È facile capire che la povera malcapitata abbia avuto un danno enorme da questa decisione quantomeno eccessiva, motivo per cui si è subito mossa per ricorrere al Comitato il quale comunque sarebbe intervenuto diverso tempo dopo per sbloccare il profilo. Il punto è che, a fronte di un immediato blocco dei contenuti, ad oggi, non è prevista un’immediata modalità per far valere i propri diritti. Circostanza questa che rende davvero molto sbilanciato il rapporto tra l’utente ed il social network.

Su Twitter

Twitter, di contro, non prevede nemmeno l’intervento di un comitato, ma prevede sanzioni ben definite e molto graduate.

Questo social, difatti, può intervenire su un determinato contenuto (ad esempio un singolo Tweet o un messaggio diretto) o su un account.

Leggiamo sui termini e condizioni: “Prendiamo provvedimenti a livello di Tweet per assicurarci di non essere troppo severi con un account che ha commesso un errore e violato le nostre regole in modo occasionale”. Se, quindi si tratta di una sola violazione, non vengono inviati avvisi (come accade su YouTube) ma si procede direttamente con uno dei seguenti provvedimenti:

  • Limitazione della visibilità del Tweet.
  • Richiesta di rimozione del Tweet: all’autore viene inviata un’email di notifica nella quale sono indicati i Tweet non conformi e le norme che sono state violate. L’utente dovrà rimuovere il Tweet segnalato o, se ritiene che ci sia stato un errore, chiedere a Twitter di riesaminare la questione.
  • Oscuramento del Tweet non conforme in attesa della sua rimozione.

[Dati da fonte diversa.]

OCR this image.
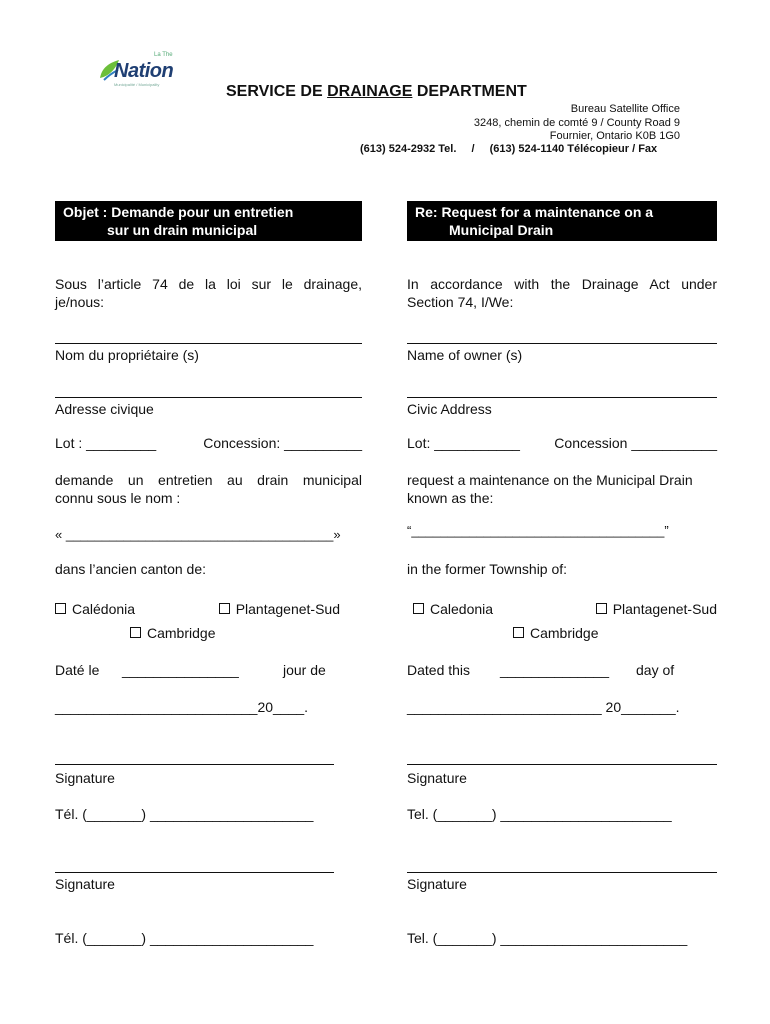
La The
Nation
Municipalité / Municipality	SERVICE DE DRAINAGE DEPARTMENT
Bureau Satellite Office
3248, chemin de comté 9 / County Road 9
Fournier, Ontario K0B 1G0
(613) 524-2932 Tel. / (613) 524-1140 Télécopieur / Fax
Objet : Demande pour un entretien
sur un drain municipal
Sous l’article 74 de la loi sur le drainage,
je/nous:
Nom du propriétaire (s)
Adresse civique
Lot : _________	Concession: __________
demande un entretien au drain municipal
connu sous le nom :
« _____________________________________»
dans l’ancien canton de:
Calédonia	Plantagenet-Sud
Cambridge
Daté le _______________	jour de
__________________________20____.
Signature
Tél. (_______) _____________________
Signature
Tél. (_______) _____________________
Re: Request for a maintenance on a
Municipal Drain
In accordance with the Drainage Act under
Section 74, I/We:
Name of owner (s)
Civic Address
Lot: ___________ Concession ___________
request a maintenance on the Municipal Drain
known as the:
“___________________________________”
in the former Township of:
Caledonia	Plantagenet-Sud
Cambridge
Dated this ______________ day of
_________________________ 20_______.
Signature
Tel. (_______) ______________________
Signature
Tel. (_______) ________________________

Nel caso in cui la violazione non riguardi un solo Tweet o un solo messaggio diretto, Twitter si riserva di prendere però provvedimenti più impattanti come rendere l’account “di sola lettura”, limitando in questo modo l’interazione oppure, in casi estremi, come quello di Donald Trump, è prevista la possibilità di sospensione permanente.

Ci sono casi in cui basta una violazione: “Sospenderemo con effetto immediato e permanente tutti gli account che pubblicano minacce di violenza” (salvo rari casi).

Conclusioni

Da tutto quanto sopra ricaviamo infine due insegnamenti:

  • queste grandi società, che gestiscono luoghi virtuali dove passiamo la nostra vita, ormai si sono dotate di regole le quali tuttavia vengono applicate in modo piuttosto discrezionale. Allo stato attuale la cosa può andarci anche bene; se bloccano un contenuto pornografico su YouTube all’istante è un favore per tutta la comunità, ma qual è il confine oltre il quale l’intervento tempestivo diventa censura?
  • Per subire un ban permanente, come quello inflitto a Trump, è necessario tenere una condotta piuttosto grave e reiterata.